LaserJet as a brand name identifies the line of dry electrophotographic (DEP) laser printers marketed by the American computer company Hewlett-Packard (HP). The HP LaserJet was the world's first desktop laser printer. As of 2016, Canon supplies both mechanisms and cartridges for all HP's laser printers.
HP LaserJet printers employ xerographic laser-marking engines sourced from the Japanese company Canon. Due to a very tight turnaround schedule on the first HP LaserJet, HP elected to use the controller already developed by Canon for the CX engine in the first HP LaserJet.
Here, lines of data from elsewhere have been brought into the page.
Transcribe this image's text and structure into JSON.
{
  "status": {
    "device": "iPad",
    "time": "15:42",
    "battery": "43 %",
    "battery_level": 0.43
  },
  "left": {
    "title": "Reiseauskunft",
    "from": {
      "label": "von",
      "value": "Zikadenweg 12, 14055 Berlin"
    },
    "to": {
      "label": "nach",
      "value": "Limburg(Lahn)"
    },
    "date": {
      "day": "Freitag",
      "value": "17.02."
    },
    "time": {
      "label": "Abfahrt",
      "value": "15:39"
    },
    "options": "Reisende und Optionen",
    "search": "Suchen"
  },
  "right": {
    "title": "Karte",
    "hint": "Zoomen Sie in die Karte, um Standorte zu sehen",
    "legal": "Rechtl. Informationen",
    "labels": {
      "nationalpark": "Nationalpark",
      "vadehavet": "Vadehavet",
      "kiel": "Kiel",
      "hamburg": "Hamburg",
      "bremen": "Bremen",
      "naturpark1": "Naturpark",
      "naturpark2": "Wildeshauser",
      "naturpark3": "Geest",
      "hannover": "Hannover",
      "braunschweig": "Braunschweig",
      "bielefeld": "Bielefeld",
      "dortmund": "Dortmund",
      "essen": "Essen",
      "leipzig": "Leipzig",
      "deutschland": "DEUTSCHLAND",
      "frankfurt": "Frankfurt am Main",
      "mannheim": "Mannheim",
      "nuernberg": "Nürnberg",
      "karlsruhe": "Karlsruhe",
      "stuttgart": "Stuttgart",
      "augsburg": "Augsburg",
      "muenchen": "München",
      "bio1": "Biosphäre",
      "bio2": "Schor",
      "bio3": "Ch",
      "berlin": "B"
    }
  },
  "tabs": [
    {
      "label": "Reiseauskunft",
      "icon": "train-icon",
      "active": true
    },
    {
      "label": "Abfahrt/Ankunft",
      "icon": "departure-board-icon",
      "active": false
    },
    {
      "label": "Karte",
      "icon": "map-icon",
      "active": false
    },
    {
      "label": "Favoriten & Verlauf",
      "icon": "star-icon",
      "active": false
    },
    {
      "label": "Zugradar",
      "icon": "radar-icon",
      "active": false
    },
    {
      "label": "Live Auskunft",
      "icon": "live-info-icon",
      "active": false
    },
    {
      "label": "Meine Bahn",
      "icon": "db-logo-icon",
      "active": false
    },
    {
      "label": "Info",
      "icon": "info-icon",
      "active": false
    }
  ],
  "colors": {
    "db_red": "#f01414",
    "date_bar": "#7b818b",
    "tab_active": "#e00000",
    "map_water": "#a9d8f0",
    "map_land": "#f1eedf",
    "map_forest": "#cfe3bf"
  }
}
The first HP LaserJet and the first Apple LaserWriter used the same print engine, the Canon CX engine. HP chose to use their in-house developed Printer Command Language (PCL) as opposed to Apple, which adopted the PostScript language, as developed by Adobe Systems. The use of a less-ambitious and simpler Page Description Language allowed HP to deliver its LaserJet to the market about a year before Apple's CX based product, and for $1000 less. The sharing of an identical Canon engine in two competing products continued with the HP LaserJet II/III and the Apple LaserWriter II, which both used the Canon LBP-SX print engine.
HP introduced the first laser printer for IBM compatible personal computers in May 1984 at the Computer Dealers' Exhibition (COMDEX). It was a 300-dpi, 8 ppm printer that sold for $3,495 with the price reduced to $2,995 in September 1985, and featured an 8 MHz Motorola 68000 processor and could print in a variety of character fonts. It was controlled using PCL3. Due to the high cost of memory, the first LaserJet only had 128 kilobytes of memory, and a portion of that was reserved for use by the controller.